Een van de lastigste werkjes voor een imker is het opzoeken van een moer die geen rugschildje draagt en zich in een zeer sterk bevolkte kast bevindt. Dat eindigt vrij dikwijls in stress en frustratie. De slaagkans is steeds wisselvallig. Soms zie je ze per toeval zo maar op de raat lopen, een andere keer vergt het opzoeken, bij manier van spreken, zweet en tranen en nog een andere keer is ze tot grote ergernis van geen kanten te bespeuren. Wanneer je een moer gaat opzoeken, tref je ze zelden of nooit aan terwijl ze, omringd door een hofstaat van verzorgende werksters, rustig op de raat paradeert, een beeld dat je nochtans geregeld op foto of film ziet. Als je de kast opent en de ramen gaat loswrikken, weet je nooit hoe ze zal reageren. Het kan zijn dat ze rustig op het raam blijft zitten, maar evengoed kan ze op de vlucht slaan, weg van de dreiging en dus weg van de kant waar de ramen opgetild worden. Listig en schuw als ze is, zal ze zich tussen haar werksters proberen te verbergen zodra ze onraad ruikt. Een standaardmethode om haar op te sporen, is er helaas niet. Er bestaan enkel wat ideeën en technieken die er kunnen toe bijdragen om ze te vinden.

Index 2015

Hoewel een moer aan de hand van haar gestalte, figuur, slank achterlijf en typische poten moeiteloos te onderscheiden is van een dar en van een werkster en je, wat dat betreft, je onmogelijk kunt vergissen, wordt het opzoeken van een moer een lastige klus wanneer ze geen rugschildje draagt en opgaat in de massa.

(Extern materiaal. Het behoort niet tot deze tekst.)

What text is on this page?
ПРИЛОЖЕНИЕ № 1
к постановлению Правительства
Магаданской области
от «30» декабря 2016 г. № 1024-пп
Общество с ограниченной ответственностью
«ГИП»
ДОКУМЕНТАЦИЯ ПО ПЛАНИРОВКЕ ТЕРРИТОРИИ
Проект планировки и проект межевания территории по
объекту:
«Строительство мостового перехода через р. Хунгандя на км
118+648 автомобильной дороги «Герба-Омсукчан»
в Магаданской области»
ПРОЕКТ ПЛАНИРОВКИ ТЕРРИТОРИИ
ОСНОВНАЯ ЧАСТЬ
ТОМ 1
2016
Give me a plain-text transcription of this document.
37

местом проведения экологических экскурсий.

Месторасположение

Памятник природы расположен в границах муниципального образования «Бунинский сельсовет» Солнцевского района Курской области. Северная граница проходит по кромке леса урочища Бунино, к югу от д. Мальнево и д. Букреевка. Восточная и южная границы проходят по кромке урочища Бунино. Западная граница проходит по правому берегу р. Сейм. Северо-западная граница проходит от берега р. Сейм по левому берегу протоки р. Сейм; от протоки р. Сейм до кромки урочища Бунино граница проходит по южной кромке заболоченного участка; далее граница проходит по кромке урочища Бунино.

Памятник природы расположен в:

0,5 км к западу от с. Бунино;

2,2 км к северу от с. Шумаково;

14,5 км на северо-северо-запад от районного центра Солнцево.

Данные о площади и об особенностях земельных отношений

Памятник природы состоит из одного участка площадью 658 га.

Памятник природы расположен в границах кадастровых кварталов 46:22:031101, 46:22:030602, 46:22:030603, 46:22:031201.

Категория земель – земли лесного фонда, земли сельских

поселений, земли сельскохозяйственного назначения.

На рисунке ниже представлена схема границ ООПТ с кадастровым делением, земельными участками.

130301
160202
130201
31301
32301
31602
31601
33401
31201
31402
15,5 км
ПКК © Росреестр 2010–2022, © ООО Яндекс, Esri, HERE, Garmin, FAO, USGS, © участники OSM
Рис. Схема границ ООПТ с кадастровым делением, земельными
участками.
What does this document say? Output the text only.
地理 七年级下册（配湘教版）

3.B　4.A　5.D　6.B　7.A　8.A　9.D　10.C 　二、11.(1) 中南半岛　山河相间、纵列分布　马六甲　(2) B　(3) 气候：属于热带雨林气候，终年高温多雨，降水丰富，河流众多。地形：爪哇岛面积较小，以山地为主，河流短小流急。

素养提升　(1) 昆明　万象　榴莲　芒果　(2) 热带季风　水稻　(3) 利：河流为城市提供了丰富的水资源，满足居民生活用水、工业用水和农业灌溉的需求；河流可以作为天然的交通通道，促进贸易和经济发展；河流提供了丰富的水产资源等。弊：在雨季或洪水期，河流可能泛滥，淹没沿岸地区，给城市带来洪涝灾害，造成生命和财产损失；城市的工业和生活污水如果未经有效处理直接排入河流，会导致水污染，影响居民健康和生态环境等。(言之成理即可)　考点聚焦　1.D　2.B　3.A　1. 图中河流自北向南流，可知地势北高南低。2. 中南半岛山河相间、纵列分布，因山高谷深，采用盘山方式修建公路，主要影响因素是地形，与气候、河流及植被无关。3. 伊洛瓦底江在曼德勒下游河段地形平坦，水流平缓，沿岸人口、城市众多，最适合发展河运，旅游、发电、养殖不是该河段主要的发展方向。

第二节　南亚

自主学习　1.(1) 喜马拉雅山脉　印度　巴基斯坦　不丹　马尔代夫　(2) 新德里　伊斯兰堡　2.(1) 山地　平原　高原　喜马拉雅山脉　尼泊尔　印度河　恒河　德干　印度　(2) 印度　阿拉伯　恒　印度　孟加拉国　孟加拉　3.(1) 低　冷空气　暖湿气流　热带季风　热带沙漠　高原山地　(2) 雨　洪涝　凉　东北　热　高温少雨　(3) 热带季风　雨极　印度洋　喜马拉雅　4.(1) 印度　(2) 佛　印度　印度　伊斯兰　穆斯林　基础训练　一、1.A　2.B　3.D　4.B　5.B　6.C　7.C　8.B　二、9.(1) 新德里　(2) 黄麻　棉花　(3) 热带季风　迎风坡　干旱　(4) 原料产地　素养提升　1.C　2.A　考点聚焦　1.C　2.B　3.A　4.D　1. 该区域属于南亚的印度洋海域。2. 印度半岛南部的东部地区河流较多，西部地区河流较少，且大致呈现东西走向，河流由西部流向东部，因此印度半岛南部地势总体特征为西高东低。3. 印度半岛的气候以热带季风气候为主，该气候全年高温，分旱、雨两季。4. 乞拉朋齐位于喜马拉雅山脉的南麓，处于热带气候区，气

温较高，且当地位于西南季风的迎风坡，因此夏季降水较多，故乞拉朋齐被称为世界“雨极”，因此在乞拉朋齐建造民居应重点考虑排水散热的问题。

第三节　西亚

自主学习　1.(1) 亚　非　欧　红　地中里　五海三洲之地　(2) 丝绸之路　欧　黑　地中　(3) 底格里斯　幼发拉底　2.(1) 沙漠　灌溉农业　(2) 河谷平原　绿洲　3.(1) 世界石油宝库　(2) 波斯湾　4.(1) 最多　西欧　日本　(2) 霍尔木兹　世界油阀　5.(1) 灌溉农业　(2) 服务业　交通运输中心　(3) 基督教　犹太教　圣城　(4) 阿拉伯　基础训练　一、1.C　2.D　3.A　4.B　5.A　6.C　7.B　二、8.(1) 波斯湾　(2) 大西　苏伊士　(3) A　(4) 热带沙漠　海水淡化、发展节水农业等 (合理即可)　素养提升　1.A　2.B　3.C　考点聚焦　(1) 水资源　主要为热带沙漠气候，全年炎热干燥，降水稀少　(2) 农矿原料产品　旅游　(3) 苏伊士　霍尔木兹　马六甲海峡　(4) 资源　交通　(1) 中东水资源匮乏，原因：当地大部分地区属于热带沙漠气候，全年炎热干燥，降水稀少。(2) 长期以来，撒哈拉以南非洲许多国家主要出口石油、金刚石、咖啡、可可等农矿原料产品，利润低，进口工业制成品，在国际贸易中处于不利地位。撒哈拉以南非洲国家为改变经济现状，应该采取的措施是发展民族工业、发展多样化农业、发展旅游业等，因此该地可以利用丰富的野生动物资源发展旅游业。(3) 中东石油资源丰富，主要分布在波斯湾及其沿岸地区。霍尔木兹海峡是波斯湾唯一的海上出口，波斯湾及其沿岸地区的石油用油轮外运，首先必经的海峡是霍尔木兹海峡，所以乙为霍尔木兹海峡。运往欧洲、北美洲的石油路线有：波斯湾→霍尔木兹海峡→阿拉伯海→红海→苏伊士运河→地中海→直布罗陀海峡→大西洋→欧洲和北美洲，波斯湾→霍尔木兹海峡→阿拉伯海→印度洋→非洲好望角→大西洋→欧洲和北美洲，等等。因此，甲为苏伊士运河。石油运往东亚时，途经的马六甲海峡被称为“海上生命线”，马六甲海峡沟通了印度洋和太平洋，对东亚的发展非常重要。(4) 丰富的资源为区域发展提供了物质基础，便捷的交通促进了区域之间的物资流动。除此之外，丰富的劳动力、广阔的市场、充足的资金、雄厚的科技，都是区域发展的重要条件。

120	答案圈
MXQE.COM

Wanneer je bijvoorbeeld te zeer op haar grotere gestalte gefocust bent, wordt je in de war gebracht door de aanwezige darren en door het feit dat niet alle werksters even groot zijn. Dat althans is mijn ervaring. Wel is het zo dat de ene imker haar veel vlotter vindt dan de andere. De waarneming verschilt namelijk van persoon tot persoon omdat we nu eenmaal kijken met onze ogen, maar zien met ons brein en daar ligt het verschil.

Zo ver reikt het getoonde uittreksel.